The branch of statistics concerned with analyzing data as it arrives sequentially over time. In particular, we assume that the sample size is not fixed in advance of seeing the data, which is the case of the majority of statistics (see, e.g., issues with p-values).
A modern approach to sequential statistics is safe, anytime-valid inference (SAVI). In fact, these are often used interchangeably.
History
During WWII, the statistical research group (SRG) at Columbia gathered several statisticians and economists to help with the war effort. Allen Wallis and Milton Friedman were interested in the problem of ordnance testing, in particular how to compare and test the number of munition rounds required achieve various tasks (eg bring down a bomber plane with a given probability).

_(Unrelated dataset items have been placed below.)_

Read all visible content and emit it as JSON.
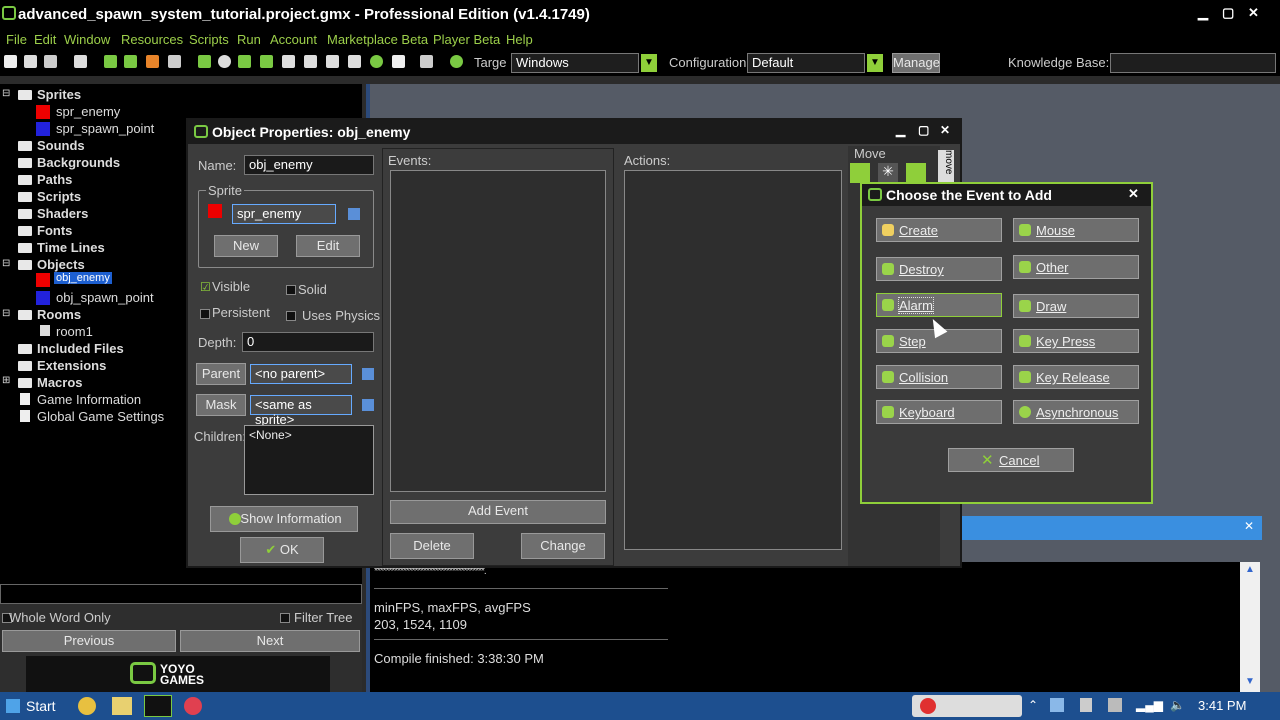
{
  "window": {
    "title": "advanced_spawn_system_tutorial.project.gmx  -  Professional Edition (v1.4.1749)"
  },
  "menu": [
    "File",
    "Edit",
    "Window",
    "Resources",
    "Scripts",
    "Run",
    "Account",
    "Marketplace Beta",
    "Player Beta",
    "Help"
  ],
  "toolbar": {
    "target_label": "Targe",
    "target_value": "Windows",
    "config_label": "Configuration:",
    "config_value": "Default",
    "manage_label": "Manage",
    "kb_label": "Knowledge Base:"
  },
  "tree": {
    "sprites": "Sprites",
    "spr_enemy": "spr_enemy",
    "spr_spawn_point": "spr_spawn_point",
    "sounds": "Sounds",
    "backgrounds": "Backgrounds",
    "paths": "Paths",
    "scripts": "Scripts",
    "shaders": "Shaders",
    "fonts": "Fonts",
    "time_lines": "Time Lines",
    "objects": "Objects",
    "obj_enemy": "obj_enemy",
    "obj_spawn_point": "obj_spawn_point",
    "rooms": "Rooms",
    "room1": "room1",
    "included_files": "Included Files",
    "extensions": "Extensions",
    "macros": "Macros",
    "game_information": "Game Information",
    "global_game_settings": "Global Game Settings"
  },
  "search": {
    "whole_word": "Whole Word Only",
    "filter_tree": "Filter Tree",
    "previous": "Previous",
    "next": "Next",
    "logo_text": "YOYO GAMES"
  },
  "objprops": {
    "title": "Object Properties: obj_enemy",
    "name_label": "Name:",
    "name_value": "obj_enemy",
    "sprite_group": "Sprite",
    "sprite_value": "spr_enemy",
    "new_label": "New",
    "edit_label": "Edit",
    "visible": "Visible",
    "solid": "Solid",
    "persistent": "Persistent",
    "uses_physics": "Uses Physics",
    "depth_label": "Depth:",
    "depth_value": "0",
    "parent_label": "Parent",
    "parent_value": "<no parent>",
    "mask_label": "Mask",
    "mask_value": "<same as sprite>",
    "children_label": "Children:",
    "children_value": "<None>",
    "show_info": "Show Information",
    "ok": "OK",
    "events_label": "Events:",
    "actions_label": "Actions:",
    "add_event": "Add Event",
    "delete": "Delete",
    "change": "Change",
    "move_tab": "Move",
    "side_tab": "move"
  },
  "events": {
    "title": "Choose the Event to Add",
    "create": "Create",
    "mouse": "Mouse",
    "destroy": "Destroy",
    "other": "Other",
    "alarm": "Alarm",
    "draw": "Draw",
    "step": "Step",
    "key_press": "Key Press",
    "collision": "Collision",
    "key_release": "Key Release",
    "keyboard": "Keyboard",
    "asynchronous": "Asynchronous",
    "cancel": "Cancel"
  },
  "output": {
    "stars": "**************************************.",
    "fps_header": "minFPS, maxFPS, avgFPS",
    "fps_values": "203, 1524, 1109",
    "compile": "Compile finished: 3:38:30 PM"
  },
  "taskbar": {
    "start": "Start",
    "clock": "3:41 PM"
  },
  "colors": {
    "accent": "#8fcf3a",
    "menu_text": "#9ccf4a",
    "selection": "#1d5fd0",
    "taskbar": "#1d4f8f"
  }
}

Some mathematical formulas were given which gave bounds on the number of rounds required for testing. But when seasoned experts were around, they could often tell much sooner whether a given method was going to work. So the officials wanted to know if a formal rule could be devised telling the engineers if they could stop the test early, thereby saving rounds.
Milton and Wallis started thinking about the problem, wondering if they could develop sequential hypothesis tests (though they wouldn’t have called it that) which would allow them to stop early (see optional stopping). They developed a couple simple formulas and thought they may be onto something, but feeling they were out of their mathematical depth they decided to hand the problem to a mathematician. They tried to interest Jack Wolfowitz but couldn’t. Finally they got Abraham Wald interested, and Wald eventually produced a couple papers and a book on the subject, which is what really kickstarted the field. Read Allen Wallis’ account of this time here.
The field lay somewhat dormant for several decades after, until Lai, Robbins, and Siegmund produced several seminal papers on confidence sequences and anytime-valid methods in the 1970s.
From there the field had another dormant period, which only a handful of papers being published on these subjects every few years, until there was an explosion of interest around 2018/2019, when ideas from game-theoretic statistics and game-theoretic probability started being understood by the community and applied to sequential problems.